Werewolf Wednesday: The Werewolf of Washington (1973)

WerewolfWashingtonWhite House Press Secretary Jack Whittier gets bitten by a werewolf during an assignment in Hungary. After he returns to the halls of American power, he finds that the full moon has a strange and dismaying effect on him – which, as it happens, turns out to disrupt things for his boss, as well.

The Werewolf of Washington is a comedy, that much goes without saying, although it’s a long way from the cartoonishly broad humour typical of monster comedies since Abbott & Costello Meet Frankenstein. Instead, it turns out to be an oddball film that mixes dry political satire, distinctly understated genre parody and the occasional bout of out-and-out weirdness.

The sequence in which Whittier gets bitten by the werewolf is essentially a remake of Lon Chaney Jr’s first lycanthopic encounter in The Wolf Man, so much so that the protagonist’s jaunt between countries feels like an analogy for a switch between genres. Whittier heads from political drama to Universal horror, taking something of the latter back with him on his return trip. The overall aesthetic, meanwhile, is very much the product of 1970s New Hollywood: erratic visual storytelling, hazy cinematography, and a steadfast refusal to pick a tone and stick with it.

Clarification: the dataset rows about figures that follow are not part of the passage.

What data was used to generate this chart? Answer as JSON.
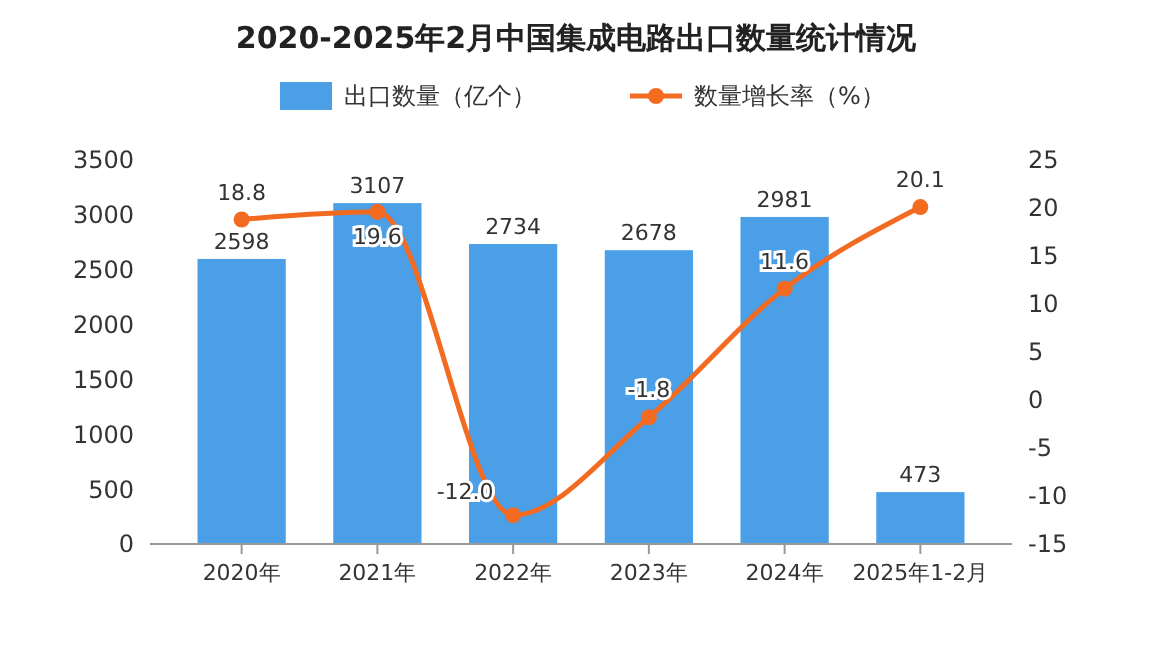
{
  "chart_data": {
    "type": "bar",
    "title": "2020-2025年2月中国集成电路出口数量统计情况",
    "categories": [
      "2020年",
      "2021年",
      "2022年",
      "2023年",
      "2024年",
      "2025年1-2月"
    ],
    "series": [
      {
        "name": "出口数量（亿个）",
        "color": "#4a9fe6",
        "values": [
          2598,
          3107,
          2734,
          2678,
          2981,
          473
        ]
      },
      {
        "name": "数量增长率（%）",
        "type": "line",
        "axis": "y2",
        "color": "#f26b21",
        "values": [
          18.8,
          19.6,
          -12.0,
          -1.8,
          11.6,
          20.1
        ],
        "value_labels": [
          "18.8",
          "19.6",
          "-12.0",
          "-1.8",
          "11.6",
          "20.1"
        ]
      }
    ],
    "ylim": [
      0,
      3500
    ],
    "yticks": [
      0,
      500,
      1000,
      1500,
      2000,
      2500,
      3000,
      3500
    ],
    "y2lim": [
      -15,
      25
    ],
    "y2ticks": [
      -15,
      -10,
      -5,
      0,
      5,
      10,
      15,
      20,
      25
    ],
    "data_labels": true,
    "legend": "top",
    "marker": "circle"
  }
}
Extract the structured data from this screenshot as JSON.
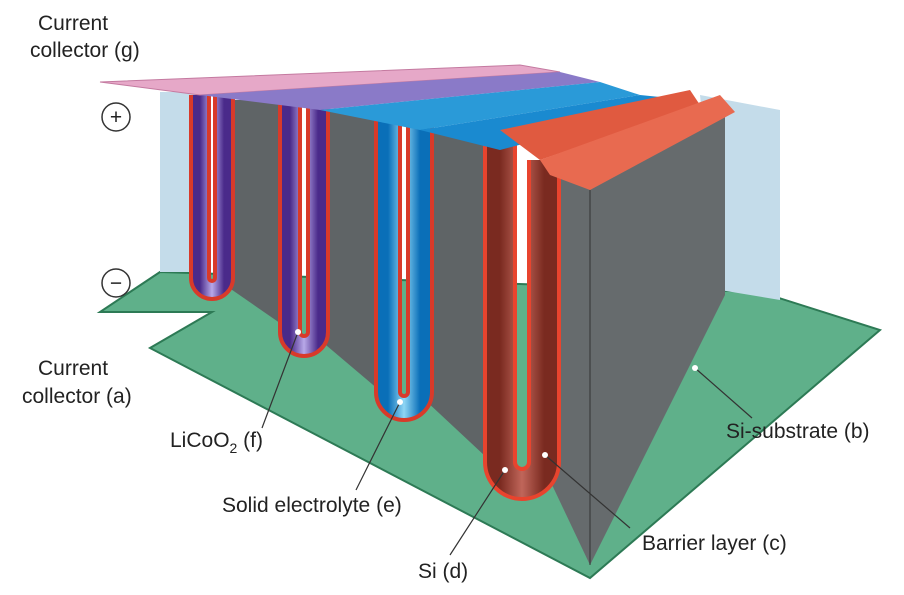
{
  "labels": {
    "collector_g": [
      "Current",
      "collector (g)"
    ],
    "plus": "+",
    "minus": "−",
    "collector_a": [
      "Current",
      "collector (a)"
    ],
    "licoo2": [
      "LiCoO",
      "2",
      " (f)"
    ],
    "electrolyte": "Solid electrolyte (e)",
    "si": "Si (d)",
    "barrier": "Barrier layer (c)",
    "substrate": "Si-substrate (b)"
  }
}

The Werewolf of Washington was made during the Watergate scandal – and, indeed, actually uses the Watergate hotel as a location for the climax. While Biff McGuire’s fictional president comes across as a bumbling centrist rather than a Nixon caricature, the film makes a point out of giving him some very circa-1973 political issues like troop withdrawal, institutional racism and diplomatic relations with China (You know, issues that were very topical at the time and have all been thoroughly sorted out since then, or something.)

Some of the political humour is simple wordplay (a running gag involves confusion between pentagrams and the Pentagon) while other jokes are more biting: after a witness describes the mysterious assailant as dark and hairy, the authorities are quick to blame the Black Panthers. Sitting alongside this material is goofy physical comedy, as when Whittier gets his fingers stuck in a bowling ball because his hands have stated to transform before the rest of him. And then we have Dr. Kiss…

Played by dwarf actor Michael Dunn, Dr. Kiss has almost no bearing on the plot whatsoever and yet turns out to be one of the most memorable aspects of the film. During one of Whittier’s rampages, Dr. Kiss manages to subdue the lycanthrope by treating him like a puppy; Whittier then runs offscreen and Dr. Kiss frolics after him. The incident is never alluded to again, save for a brief scene where Dr. Kiss makes a futile plea for the werewolf be spared, and ends up feeling like some weird hallucination.

Like The Beast Must Die, The Werewolf of Washington is a self-conscious attempt to update the werewolf genre for the 1970s. But while that film strove to capture the more obvious pop-cultural aesthetic of the era, The Werewolf of Washington tries for something less tangible by presenting the decade’s political atmosphere and cinematic experimentation. It doesn’t entirely live up to its ambitions, but it remains an intriguing relic of its time.